Como podemos perceber, trata-se de um texto (criado por eles) com o papel de conscientização social, premissa do Grupo M’BEU, que realiza através de sua associação cultural um belo trabalho de ampliação do teatro, oferecendo oficinas e apoiando outros grupos em Maputo e nas áreas próximas desde sua criação, em 1989.
Contudo, “O homem ideal” não se restringe aos desejos de uma mulher que quer apenas ter um companheiro que a ame.

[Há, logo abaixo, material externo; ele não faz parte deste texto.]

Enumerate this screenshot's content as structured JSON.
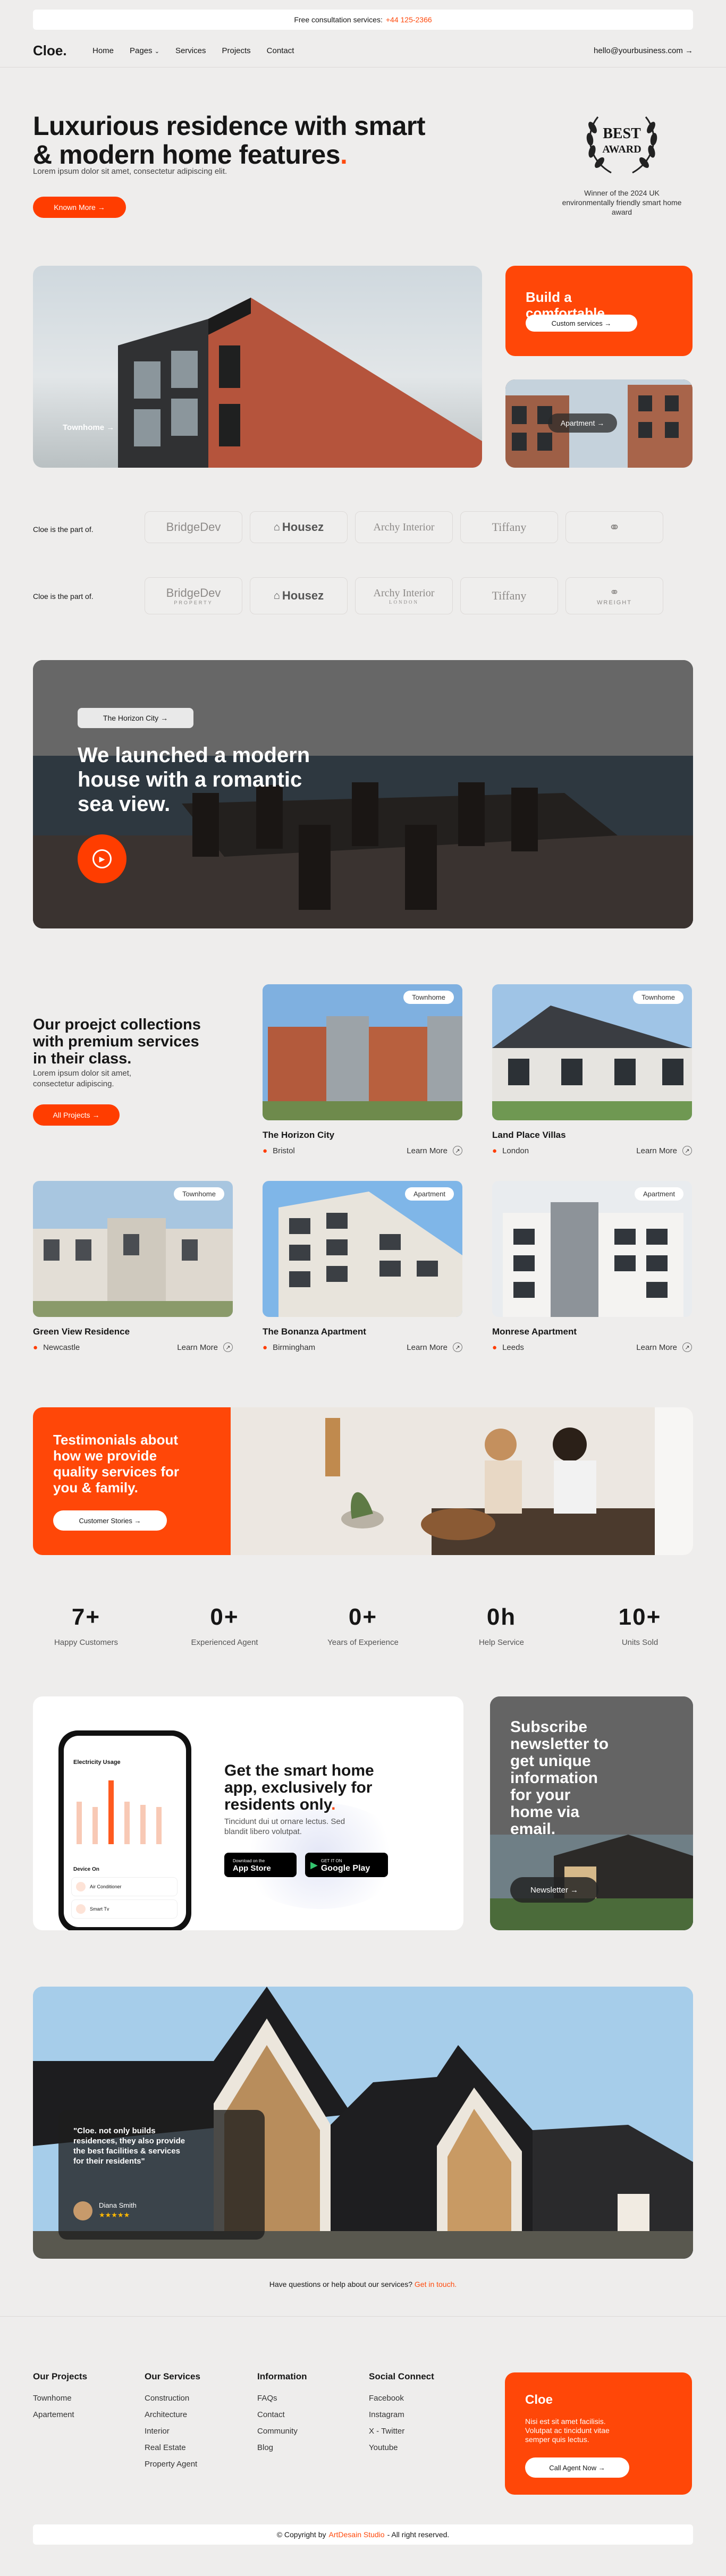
{
  "topbar": {
    "text": "Free consultation services:",
    "phone": "+44 125-2366"
  },
  "nav": {
    "brand": "Cloe.",
    "items": [
      "Home",
      "Pages",
      "Services",
      "Projects",
      "Contact"
    ],
    "email": "hello@yourbusiness.com →"
  },
  "hero": {
    "title_line1": "Luxurious residence with smart",
    "title_line2": "& modern home features",
    "title_dot": ".",
    "subtitle": "Lorem ipsum dolor sit amet, consectetur adipiscing elit.",
    "button": "Known More →",
    "award_top": "BEST",
    "award_bottom": "AWARD",
    "award_caption": "Winner of the 2024 UK environmentally friendly smart home award"
  },
  "showcase": {
    "townhome_label": "Townhome →",
    "apartment_label": "Apartment →",
    "build_title": "Build a comfortable,",
    "build_button": "Custom services →"
  },
  "partners": {
    "label": "Cloe is the part of.",
    "logos": [
      "BridgeDev",
      "Housez",
      "Archy Interior",
      "Tiffany",
      ""
    ],
    "logos_row2": [
      "BridgeDev",
      "Housez",
      "Archy Interior",
      "Tiffany",
      "WREIGHT"
    ],
    "sub_property": "PROPERTY",
    "sub_london": "LONDON"
  },
  "video": {
    "badge": "The Horizon City →",
    "title_l1": "We launched a modern",
    "title_l2": "house with a romantic",
    "title_l3": "sea view."
  },
  "projects": {
    "heading_l1": "Our proejct collections",
    "heading_l2": "with premium services",
    "heading_l3": "in their class.",
    "desc_l1": "Lorem ipsum dolor sit amet,",
    "desc_l2": "consectetur adipiscing.",
    "button": "All Projects →",
    "learn_more": "Learn More",
    "items": [
      {
        "badge": "Townhome",
        "title": "The Horizon City",
        "location": "Bristol"
      },
      {
        "badge": "Townhome",
        "title": "Land Place Villas",
        "location": "London"
      },
      {
        "badge": "Townhome",
        "title": "Green View Residence",
        "location": "Newcastle"
      },
      {
        "badge": "Apartment",
        "title": "The Bonanza Apartment",
        "location": "Birmingham"
      },
      {
        "badge": "Apartment",
        "title": "Monrese Apartment",
        "location": "Leeds"
      }
    ]
  },
  "testimonials": {
    "title_l1": "Testimonials about",
    "title_l2": "how we provide",
    "title_l3": "quality services for",
    "title_l4": "you & family.",
    "button": "Customer Stories →"
  },
  "stats": [
    {
      "value": "7+",
      "label": "Happy Customers"
    },
    {
      "value": "0+",
      "label": "Experienced Agent"
    },
    {
      "value": "0+",
      "label": "Years of Experience"
    },
    {
      "value": "0h",
      "label": "Help Service"
    },
    {
      "value": "10+",
      "label": "Units Sold"
    }
  ],
  "app": {
    "title_l1": "Get the smart home",
    "title_l2": "app, exclusively for",
    "title_l3": "residents only",
    "title_dot": ".",
    "desc_l1": "Tincidunt dui ut ornare lectus. Sed",
    "desc_l2": "blandit libero volutpat.",
    "appstore_small": "Download on the",
    "appstore": "App Store",
    "gplay_small": "GET IT ON",
    "gplay": "Google Play",
    "phone_title": "Electricity Usage",
    "phone_device": "Device On",
    "phone_item1": "Air Conditioner",
    "phone_item2": "Smart Tv"
  },
  "newsletter": {
    "title_l1": "Subscribe",
    "title_l2": "newsletter to",
    "title_l3": "get unique",
    "title_l4": "information",
    "title_l5": "for your",
    "title_l6": "home via",
    "title_l7": "email.",
    "button": "Newsletter →"
  },
  "quote": {
    "text_l1": "\"Cloe. not only builds",
    "text_l2": "residences, they also provide",
    "text_l3": "the best facilities & services",
    "text_l4": "for their residents\"",
    "author": "Diana Smith",
    "stars": "★★★★★"
  },
  "help": {
    "text": "Have questions or help about our services?",
    "link": "Get in touch."
  },
  "footer": {
    "cols": [
      {
        "title": "Our Projects",
        "links": [
          "Townhome",
          "Apartement"
        ]
      },
      {
        "title": "Our Services",
        "links": [
          "Construction",
          "Architecture",
          "Interior",
          "Real Estate",
          "Property Agent"
        ]
      },
      {
        "title": "Information",
        "links": [
          "FAQs",
          "Contact",
          "Community",
          "Blog"
        ]
      },
      {
        "title": "Social Connect",
        "links": [
          "Facebook",
          "Instagram",
          "X - Twitter",
          "Youtube"
        ]
      }
    ],
    "cta_brand": "Cloe",
    "cta_l1": "Nisi est sit amet facilisis.",
    "cta_l2": "Volutpat ac tincidunt vitae",
    "cta_l3": "semper quis lectus.",
    "cta_button": "Call Agent Now →",
    "copyright": "© Copyright by",
    "copyright_link": "ArtDesain Studio",
    "copyright_end": "- All right reserved."
  }
}
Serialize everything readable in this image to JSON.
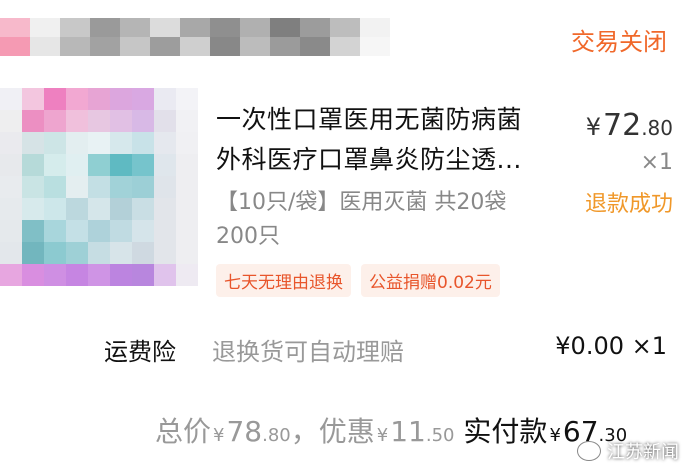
{
  "order": {
    "status": "交易关闭"
  },
  "product": {
    "title_line1": "一次性口罩医用无菌防病菌",
    "title_line2": "外科医疗口罩鼻炎防尘透...",
    "price_currency": "¥",
    "price_int": "72",
    "price_dec": ".80",
    "quantity": "×1",
    "refund_status": "退款成功",
    "spec_line1": "【10只/袋】医用灭菌 共20袋",
    "spec_line2": "200只",
    "tags": [
      "七天无理由退换",
      "公益捐赠0.02元"
    ]
  },
  "insurance": {
    "label": "运费险",
    "desc": "退换货可自动理赔",
    "price": "¥0.00 ×1"
  },
  "summary": {
    "total_label": "总价",
    "total_currency": "¥",
    "total_int": "78",
    "total_dec": ".80",
    "sep": "，",
    "discount_label": "优惠",
    "discount_currency": "¥",
    "discount_int": "11",
    "discount_dec": ".50",
    "pay_label": "实付款",
    "pay_currency": "¥",
    "pay_int": "67",
    "pay_dec": ".30"
  },
  "watermark": {
    "text": "江苏新闻"
  },
  "colors": {
    "accent": "#f0682a",
    "refund": "#f0982a",
    "tag_bg": "#fdf0ea",
    "tag_text": "#e8552b"
  }
}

A encenação aborda questões contemporâneas comuns às pessoas excluídas dos países subdesenvolvidos, que são obrigadas a sair das pequenas cidades onde vivem, com pouca ou nenhuma instrução e entregues à própria sorte quando chegam aos grandes centros. Em seu pano de fundo, a peça questiona se o atual mundo neoliberal com sua ganância desmedida e que submete milhões de pessoas a viver em condições sub-humanas seria o ideal.
Outro questionamento que a peça deixa no ar, e este fala diretamente a nós brasileiros, diz respeito às discussões muitas vezes fúteis de Deolinda e sua Consciência, sentadas ao redor de uma mesa, a remeter à estética das nossas novelas. Será que não é um grito de Moçambique para não enviarmos a representação máxima do nosso lixo cultural para lá? Parece-me que sim.
Com música de altíssima qualidade de Fran Perez e Paulo Macamo, figurinos de Adélia Tique e Sheila Alexandre, fotografia de Chico Carneiro e o bom trabalho do elenco formado por Yolanda Fumo, Isabel Jorge e Eliot Alex a peça “O homem ideal” cumpre muito bem o seu papel.
6 comentários:
Nossa, você vai no ponto!!!E as questões da mulher subjugada pela sociedade apareceu com frequência neste FESTLIP. Parabéns pelo belo texto, e pelas impressões à flor das peles femininas!!
Muito obrigado pelo comentário, querida Denise! Um grande abraço e bjs!!
Ricardo é isso mesmo, vejo que além de sua enorme capacidade de escrita, nossa conversa foi bem aproveitada. Parabéns pelo texto e continue nos dando esse prazer!
Bjos.
Vivendo e aprendendo, Yana!
Obrigado pelas trocas.
Bjs!!
Olá, Ricardo!
Recentemente descobri um livro fantástico: Poesia africana de língua portuguesa (antologia). organização de Maria Alexandre Dáskalos, Livia Apa e Arlindo Barbeitos. Lacerda Editores. 2003.
Somos apresentados, nesta obra, à uma porção de poetas oriundos da Angola, Cabo Verde, Guiné-Bissau, Moçambique e São Tomé e Príncipe.
Olhe este:
borboletas de luz
esvoaçando
de cadáver em cadáver
colhem
o fedor dos mortos em
vão
e
pelos buracos da renda
dos dias
passam álacres
do mundo do esquecimento
ao país da indiferença
levando consigo
o pólen fatal
das flores da guerra
borboletas de luz
Arlindo Barbeitos
Olá, Paula!
Tenho esta antologia. Ela é bem ampla e oferece uma boa panorâmica do que foi produzido até os anos 1990. O melhor dela é aguçar a vontade de querer mais.
Eduardo White, Luís Carlos Patraquim, Filinto Elísio, João Maimona, Arménio Vieira, Mário Fonseca e Paula Tavares são excelentes!
Qualquer dia divulgarei esta antologia aqui no blog, pois trata-se de um bom título lançado aqui no Brasil!
Obrigado pela gentileza do poema. Arlindo Barbeitos é um dos grandes de Angola e nome obrigatória da geração dos anos 1970. Aqui no blog vc encontra um artigo que fiz sobre o Nzoji, seu segundo livro de poesia.